I believe that all our talk of teacher professional development is seriously compromised if we ignore the marginalisation of ELT that is staring us in the face, that is, if we treat the professional growth of teachers as something that can be both conceived and carried out without reference to the sociopolitical realities of teachers’ lives. To devalue this central feature of work for huge numbers of teachers is to fail to grasp the significance of the drive for professional development. I believe that the ELT professional organisations have unwittingly colluded in this artificial separation of the professional and political. For many years, for example, the TESOL (Teachers of English to Speakers of Other Languages) Convention, the annual meeting of the TESOL organisation, was almost exclusively devoted to matters of classroom techniques and materials. These things are of course important and useful to teachers. What was lacking, however, was any sense of the sociopolitical contexts in which ELT is conducted, or of its role in those contexts.

teacher ny 1920So, don’t be put off by the somewhat hectoring rhetoric of the TaW collective. Even if it is unlikely to prosper, their cause is a worthy one.

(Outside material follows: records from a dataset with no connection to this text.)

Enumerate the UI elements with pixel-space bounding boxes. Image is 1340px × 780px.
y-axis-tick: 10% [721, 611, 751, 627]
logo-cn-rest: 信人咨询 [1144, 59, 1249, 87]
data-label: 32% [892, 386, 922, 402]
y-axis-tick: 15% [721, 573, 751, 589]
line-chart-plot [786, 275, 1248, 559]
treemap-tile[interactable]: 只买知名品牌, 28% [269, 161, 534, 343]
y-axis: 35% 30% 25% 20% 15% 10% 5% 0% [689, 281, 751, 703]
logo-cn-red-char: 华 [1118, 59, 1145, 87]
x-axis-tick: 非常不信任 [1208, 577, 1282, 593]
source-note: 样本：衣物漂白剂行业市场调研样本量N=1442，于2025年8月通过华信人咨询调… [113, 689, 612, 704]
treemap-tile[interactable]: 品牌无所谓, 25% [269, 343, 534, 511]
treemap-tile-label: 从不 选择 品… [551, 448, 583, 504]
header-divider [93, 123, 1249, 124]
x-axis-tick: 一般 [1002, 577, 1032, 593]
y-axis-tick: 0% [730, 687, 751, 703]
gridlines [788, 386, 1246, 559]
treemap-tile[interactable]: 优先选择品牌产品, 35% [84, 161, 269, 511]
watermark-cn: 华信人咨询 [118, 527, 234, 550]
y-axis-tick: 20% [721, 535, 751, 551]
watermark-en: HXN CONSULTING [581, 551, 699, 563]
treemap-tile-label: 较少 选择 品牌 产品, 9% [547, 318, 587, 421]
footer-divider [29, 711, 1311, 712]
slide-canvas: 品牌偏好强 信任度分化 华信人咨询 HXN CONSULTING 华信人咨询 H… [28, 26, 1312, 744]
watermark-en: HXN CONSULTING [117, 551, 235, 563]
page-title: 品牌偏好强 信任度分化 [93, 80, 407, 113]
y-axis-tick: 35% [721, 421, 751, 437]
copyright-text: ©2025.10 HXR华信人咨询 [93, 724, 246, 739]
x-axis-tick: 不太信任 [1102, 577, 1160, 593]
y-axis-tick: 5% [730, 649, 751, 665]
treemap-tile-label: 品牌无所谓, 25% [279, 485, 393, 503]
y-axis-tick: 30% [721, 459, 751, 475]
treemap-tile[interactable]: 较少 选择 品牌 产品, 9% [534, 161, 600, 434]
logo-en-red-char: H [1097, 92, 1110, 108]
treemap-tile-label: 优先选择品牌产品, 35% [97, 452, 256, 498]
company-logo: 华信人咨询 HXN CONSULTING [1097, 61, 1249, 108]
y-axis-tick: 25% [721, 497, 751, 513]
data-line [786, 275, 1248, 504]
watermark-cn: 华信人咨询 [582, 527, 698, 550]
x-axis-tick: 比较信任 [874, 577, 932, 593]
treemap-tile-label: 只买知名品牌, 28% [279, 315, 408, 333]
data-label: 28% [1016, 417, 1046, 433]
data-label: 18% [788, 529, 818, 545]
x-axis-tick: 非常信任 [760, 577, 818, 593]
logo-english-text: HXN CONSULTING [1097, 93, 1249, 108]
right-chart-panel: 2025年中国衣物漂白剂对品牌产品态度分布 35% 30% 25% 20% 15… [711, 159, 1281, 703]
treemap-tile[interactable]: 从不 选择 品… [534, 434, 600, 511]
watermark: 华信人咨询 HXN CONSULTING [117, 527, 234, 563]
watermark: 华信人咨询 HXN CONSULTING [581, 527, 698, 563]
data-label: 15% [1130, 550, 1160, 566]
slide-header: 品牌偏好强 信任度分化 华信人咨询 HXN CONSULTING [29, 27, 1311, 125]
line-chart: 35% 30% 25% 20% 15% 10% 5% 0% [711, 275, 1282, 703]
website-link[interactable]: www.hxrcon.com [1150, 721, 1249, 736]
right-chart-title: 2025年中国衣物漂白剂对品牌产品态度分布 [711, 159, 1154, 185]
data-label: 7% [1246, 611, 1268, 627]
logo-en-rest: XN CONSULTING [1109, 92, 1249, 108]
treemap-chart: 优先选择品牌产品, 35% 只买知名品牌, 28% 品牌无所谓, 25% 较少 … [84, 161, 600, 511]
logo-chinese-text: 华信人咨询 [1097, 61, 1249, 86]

Finally, while some are banging on the doors of IATEFL trying to get in, there are others who view IATEFL and similar organizations, not as the solution, but as the problem. From his bunker somewhere in Catalonia, Geoff Jordan lambasts IATEFL and all it stands for: “The IATEFL conference is about self-promotion, it’s held to justify IATEFL’s existence and to give the huge commercial concerns that run the ELT industry a chance to flog their shoddy goods.”

Whether you agree or not, this – like the other issues I have touched on – is clearly an issue of power: whose interests does IATEFL really serve? Does it kowtow to the publishers? What discourses does it privilege, e.g. those of professional development, or of social justice or of big business?

And, taking the wider view, is ELT still tainted with its colonial past? Does the centre still hold? Is it really all about ‘the English Man’? In short, how cognizant are we (to borrow Johnston’s phrase) “of the sociopolitical contexts in which ELT is conducted”?  How is power distributed in these contexts? How could it be distributed more equitably?

References

Holliday, A. (2005) The Struggle to Teach English as an International Language. Oxford: Oxford University Press.

Johnston, B. (2003) Values in English Language Teaching. Mahwah, NJ.: Lawrence Erlbaum.

Kumaravadivelu, B. (2006) ‘Dangerous liaison: globalization, empire and TESOL’, in Edge, J. (ed.) (Re)locating TESOL in an Age of Empire. Basingstoke: Palgrave Macmillan.

Pennycook, A. (1998) English and the Discourses of Colonialism. London: Routledge.